ISO 17298 und die Institutionalisierung der Biodiversität in der Unternehmenspraxis
Da Organisationen wachsenden Erwartungen gegenüberstehen, Umweltfragen anzugehen, entstehen neue Rahmenwerke, die konsistentere Herangehensweisen unterstützen. Eine der jüngsten Entwicklungen ist die Veröffentlichung der ISO 17298, einer Norm mit Fokus auf Biodiversitätsmanagement.

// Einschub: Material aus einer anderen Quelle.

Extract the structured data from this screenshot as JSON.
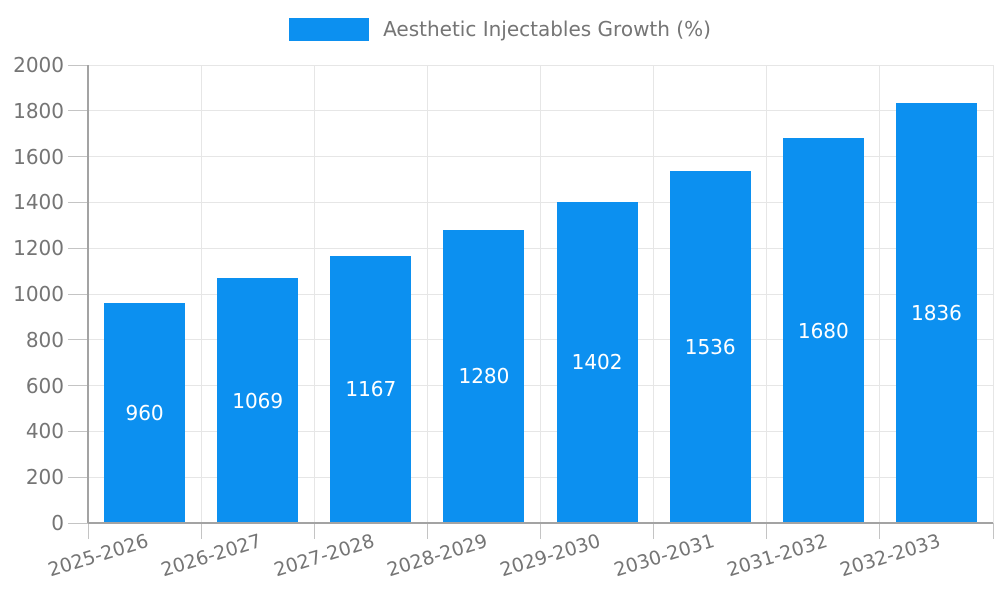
{
  "legend": {
    "label": "Aesthetic Injectables Growth (%)"
  },
  "chart_data": {
    "type": "bar",
    "title": "Aesthetic Injectables Growth (%)",
    "categories": [
      "2025-2026",
      "2026-2027",
      "2027-2028",
      "2028-2029",
      "2029-2030",
      "2030-2031",
      "2031-2032",
      "2032-2033"
    ],
    "values": [
      960,
      1069,
      1167,
      1280,
      1402,
      1536,
      1680,
      1836
    ],
    "value_labels": [
      "960",
      "1069",
      "1167",
      "1280",
      "1402",
      "1536",
      "1680",
      "1836"
    ],
    "xlabel": "",
    "ylabel": "",
    "ylim": [
      0,
      2000
    ],
    "ytick_step": 200,
    "yticks": [
      0,
      200,
      400,
      600,
      800,
      1000,
      1200,
      1400,
      1600,
      1800,
      2000
    ],
    "grid": true,
    "legend_position": "top-center",
    "xtick_rotation_deg": -17,
    "colors": {
      "bar": "#0C90F0",
      "value_label": "#ffffff",
      "axis_text": "#757575",
      "grid_line": "#e6e6e6",
      "axis_line": "#a3a3a3",
      "tick_line": "#c4c4c4",
      "background": "#ffffff"
    }
  }
}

Am 7. Oktober 2025 veröffentlichte die International Organization for Standardization (ISO) die ISO 17298:2025 „Biodiversity for organizations – Guidelines and requirements“, die erste internationale Norm, die sich ausschließlich mit Biodiversität befasst. Die Veröffentlichung spiegelt eine institutionelle Verschiebung hin zur strukturierten Einbindung biodiversitätsrelevanter Überlegungen in die Organisationsstrategie und -prozesse wider. Die Norm wurde in Einklang mit den laufenden globalen Bemühungen zur Bewältigung naturbezogener Risiken entwickelt, unter anderem in Zusammenarbeit mit der Taskforce on Nature-related Financial Disclosures (TNFD).
ISO 17298 wird vor dem Hintergrund des Kunming-Montreal Global Biodiversity Framework und eines sich entwickelnden regulatorischen Umfelds veröffentlicht. Ziel ist es, einen konsistenten Ansatz zur Identifizierung, zum Verständnis und Management von Abhängigkeiten, Auswirkungen und Chancen im Zusammenhang mit Biodiversität zu bieten.
Struktur und Schwerpunkt
ISO 17298 ist keine Berichtsnorm. Sie bietet vielmehr methodische Leitlinien für die Integration der Biodiversität in Governance, Risikomanagement und Strategie. Der Anwendungsbereich der Norm umfasst verschiedene Organisationstypen und geografische Regionen und ist kompatibel mit anderen ISO-Rahmenwerken wie ISO 14001 und ISO 26000. Die praktische Ausrichtung soll die Entwicklung interner Systeme unterstützen und nicht die externe Offenlegung.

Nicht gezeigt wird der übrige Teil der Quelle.